Technology – If what you want is a $1500 Digital Storm PC, do not buy a $1000 Dell PC, do not buy a $600 HP PC. If what you want is a $650 Samsung Galaxy S4 phone, do not buy a $480 Motorola Droid Razr M, do not buy a $300 LG Nexus 4 phone. You will not be content with a substitute. Keep in mind your computer/tablet/phone/etc will probably be with you for at least a few years. Do not buy something mediocre and expect to be happy with it for 2 years, or even expect it to last that amount of time. Spend the extra money because you will be happier with the end result. $700 spent on a device you won’t enjoy is $700 you’ve thrown away, $1500 spent on a device you’ll love is $1500 you’ve spent wisely. If you can’t afford it, save for it, don’t compromise. While you are saving, be sure to keep an eye on the news of what’s coming for the next generation: a vast majority of technology is refreshed in yearly periods, with new models and improvements being released constantly and consistently. Though you may not have the money now for what looks like the best thing, a greater, better thing is usually on its way.

 

3. Focus your spending on what will provide the most value

 

Firearms – This means your money is better spent buying more ammo than buying more firearms. Shoot the guns you have and become proficient. Put in the time and the money to master the guns you have rather than to expand your collection. Buying more guns will not improve your accuracy, precision, or speed, but buying practice ammo and a shot timer will. Feel free to diversify once you’ve sufficiently mastered what you have, it’ll be a well deserved reward. However, do not neglect those skills, buying a new gun doesn’t mean you can stop practicing with your old ones. This also means you should both select and put more money into a primary firearm. A better sight on your one rifle is worth more to you than having two rifles with poor sights.

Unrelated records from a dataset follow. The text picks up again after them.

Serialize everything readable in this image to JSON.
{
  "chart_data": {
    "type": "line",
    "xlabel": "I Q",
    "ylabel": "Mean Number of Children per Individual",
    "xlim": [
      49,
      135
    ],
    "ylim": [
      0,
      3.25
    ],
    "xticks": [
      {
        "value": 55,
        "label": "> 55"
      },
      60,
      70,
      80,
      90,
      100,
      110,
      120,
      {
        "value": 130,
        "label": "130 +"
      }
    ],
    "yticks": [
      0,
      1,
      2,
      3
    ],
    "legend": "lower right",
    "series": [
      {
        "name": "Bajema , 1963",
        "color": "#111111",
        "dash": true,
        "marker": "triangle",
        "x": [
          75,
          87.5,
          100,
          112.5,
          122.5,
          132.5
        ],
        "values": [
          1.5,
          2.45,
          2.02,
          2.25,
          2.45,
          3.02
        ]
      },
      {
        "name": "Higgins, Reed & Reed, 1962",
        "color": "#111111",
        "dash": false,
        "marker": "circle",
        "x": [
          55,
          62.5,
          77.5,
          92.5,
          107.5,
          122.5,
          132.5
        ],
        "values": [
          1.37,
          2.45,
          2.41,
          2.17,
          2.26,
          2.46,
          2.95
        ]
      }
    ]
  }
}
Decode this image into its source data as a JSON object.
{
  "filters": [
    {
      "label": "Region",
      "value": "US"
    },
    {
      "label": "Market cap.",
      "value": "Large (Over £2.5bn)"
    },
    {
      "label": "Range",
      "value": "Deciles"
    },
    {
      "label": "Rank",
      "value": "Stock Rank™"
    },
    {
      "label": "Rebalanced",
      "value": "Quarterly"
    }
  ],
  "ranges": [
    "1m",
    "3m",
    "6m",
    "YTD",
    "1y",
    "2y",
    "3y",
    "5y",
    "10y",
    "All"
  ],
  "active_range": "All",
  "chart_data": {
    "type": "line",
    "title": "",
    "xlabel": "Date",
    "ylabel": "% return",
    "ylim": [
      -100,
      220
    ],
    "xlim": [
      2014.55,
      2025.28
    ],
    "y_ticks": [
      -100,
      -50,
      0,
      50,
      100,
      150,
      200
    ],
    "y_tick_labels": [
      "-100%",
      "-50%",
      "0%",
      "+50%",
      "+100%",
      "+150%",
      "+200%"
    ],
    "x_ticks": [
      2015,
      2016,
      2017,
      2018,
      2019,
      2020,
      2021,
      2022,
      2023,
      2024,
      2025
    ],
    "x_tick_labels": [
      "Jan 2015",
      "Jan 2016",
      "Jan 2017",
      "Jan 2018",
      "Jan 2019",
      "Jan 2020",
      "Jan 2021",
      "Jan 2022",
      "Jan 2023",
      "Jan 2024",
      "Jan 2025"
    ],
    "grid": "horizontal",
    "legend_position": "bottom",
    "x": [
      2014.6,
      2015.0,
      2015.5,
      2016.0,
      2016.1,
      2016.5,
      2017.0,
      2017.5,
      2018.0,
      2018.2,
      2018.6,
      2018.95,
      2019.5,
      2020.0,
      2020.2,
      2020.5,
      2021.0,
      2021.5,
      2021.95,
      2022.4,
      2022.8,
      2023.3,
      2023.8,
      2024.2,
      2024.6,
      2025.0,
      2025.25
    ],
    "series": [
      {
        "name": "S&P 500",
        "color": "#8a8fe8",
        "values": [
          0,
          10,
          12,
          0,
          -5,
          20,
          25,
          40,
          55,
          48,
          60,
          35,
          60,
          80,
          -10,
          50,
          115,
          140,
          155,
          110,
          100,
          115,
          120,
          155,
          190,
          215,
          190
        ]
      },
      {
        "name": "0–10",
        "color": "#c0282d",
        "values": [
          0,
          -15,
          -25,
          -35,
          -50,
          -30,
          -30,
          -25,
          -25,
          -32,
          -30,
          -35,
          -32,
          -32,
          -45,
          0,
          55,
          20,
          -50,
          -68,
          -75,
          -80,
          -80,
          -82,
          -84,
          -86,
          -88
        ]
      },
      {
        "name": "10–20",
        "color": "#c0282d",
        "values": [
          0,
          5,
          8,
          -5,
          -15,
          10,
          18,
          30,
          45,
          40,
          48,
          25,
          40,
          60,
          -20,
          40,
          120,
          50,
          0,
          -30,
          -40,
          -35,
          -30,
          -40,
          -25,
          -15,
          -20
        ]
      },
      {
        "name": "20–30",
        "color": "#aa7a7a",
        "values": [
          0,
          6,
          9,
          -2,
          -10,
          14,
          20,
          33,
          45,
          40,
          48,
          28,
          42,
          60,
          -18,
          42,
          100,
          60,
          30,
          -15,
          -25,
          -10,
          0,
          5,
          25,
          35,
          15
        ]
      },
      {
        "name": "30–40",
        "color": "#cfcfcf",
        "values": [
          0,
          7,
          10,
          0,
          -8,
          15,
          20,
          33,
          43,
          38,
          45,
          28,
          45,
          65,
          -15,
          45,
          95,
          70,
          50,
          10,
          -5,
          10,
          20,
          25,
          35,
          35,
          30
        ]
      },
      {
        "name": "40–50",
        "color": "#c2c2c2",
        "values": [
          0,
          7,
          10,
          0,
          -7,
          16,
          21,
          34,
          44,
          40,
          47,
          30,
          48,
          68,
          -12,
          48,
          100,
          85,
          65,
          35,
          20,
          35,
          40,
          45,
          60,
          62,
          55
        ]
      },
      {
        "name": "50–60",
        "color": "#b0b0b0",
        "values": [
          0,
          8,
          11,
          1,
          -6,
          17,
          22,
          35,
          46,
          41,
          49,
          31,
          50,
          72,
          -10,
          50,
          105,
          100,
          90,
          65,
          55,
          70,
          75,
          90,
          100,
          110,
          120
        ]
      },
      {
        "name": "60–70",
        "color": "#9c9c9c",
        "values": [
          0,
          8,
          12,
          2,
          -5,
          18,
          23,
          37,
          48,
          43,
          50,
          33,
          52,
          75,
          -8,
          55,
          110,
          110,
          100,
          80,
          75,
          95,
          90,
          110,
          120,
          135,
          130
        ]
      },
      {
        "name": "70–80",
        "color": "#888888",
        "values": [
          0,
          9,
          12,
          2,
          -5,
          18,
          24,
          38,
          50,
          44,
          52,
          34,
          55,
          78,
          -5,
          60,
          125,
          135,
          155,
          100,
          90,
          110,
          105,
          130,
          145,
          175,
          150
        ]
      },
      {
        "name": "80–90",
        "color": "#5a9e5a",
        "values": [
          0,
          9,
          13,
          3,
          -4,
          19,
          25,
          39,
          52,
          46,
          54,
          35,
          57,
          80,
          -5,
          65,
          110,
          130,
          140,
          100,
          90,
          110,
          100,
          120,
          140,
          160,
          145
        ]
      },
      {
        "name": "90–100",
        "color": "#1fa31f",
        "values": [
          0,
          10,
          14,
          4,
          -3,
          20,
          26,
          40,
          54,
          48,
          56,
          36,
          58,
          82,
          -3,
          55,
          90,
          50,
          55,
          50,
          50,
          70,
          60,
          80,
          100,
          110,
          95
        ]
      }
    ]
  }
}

Technology – This means your money is better spent on your primary computer/device. Having a variety of different computers/devices is great, but if you insist on spreading your cash around, you’ll end up with 10 bargain bin devices rather than 1 or 2 truly spectacular ones. Your primary device is the one that will get the most use, make sure it gets the attention and upgrades it deserves.

 

4. Specialize

 

Firearms – Unlike Alton Brown’s advice on unitasker tools, purchasing a firearm that does one thing well is a better idea than trying to find something that does everything all at once. This means that you want to put together an awesome setup that does one thing and does it very well. There’s been a recent craze on a buzzword termed the “Jack” rifle, short for “Jack of All Trades”, which is a noble goal in the high level view but if you can afford to spend money building a boutique ‘do everything’ rifle, you have the money to define specific roles you want from a certain set of firearms and define purchases therein. Furthermore, attempting to use any individual firearm to accomplish two roles on either extreme end of the engagement spectrum is asinine, and you’ll only be met with sorrow in attempting to do so.

Technology – Buy devices that will best serve the purposes you plan on using them for. For example, if you plan on taking pictures that need to look professional, do not rely on your cell phone’s camera. Buy a dedicated camera that will get the job done. If you need a high performance computer that can also play games as well as a portable computer to take with you daily, do not buy a “gaming laptop” believing that it will kill two birds with one stone, build yourself a high end desktop PC, and buy yourself a decently portable laptop. An “in between” device will end up being something that can do one or the other, but won’t do either one very well. Buy the device that best fits the purpose you have for it, avoid compromising on a jack of all trades, because you will be unhappy and unproductive with the result.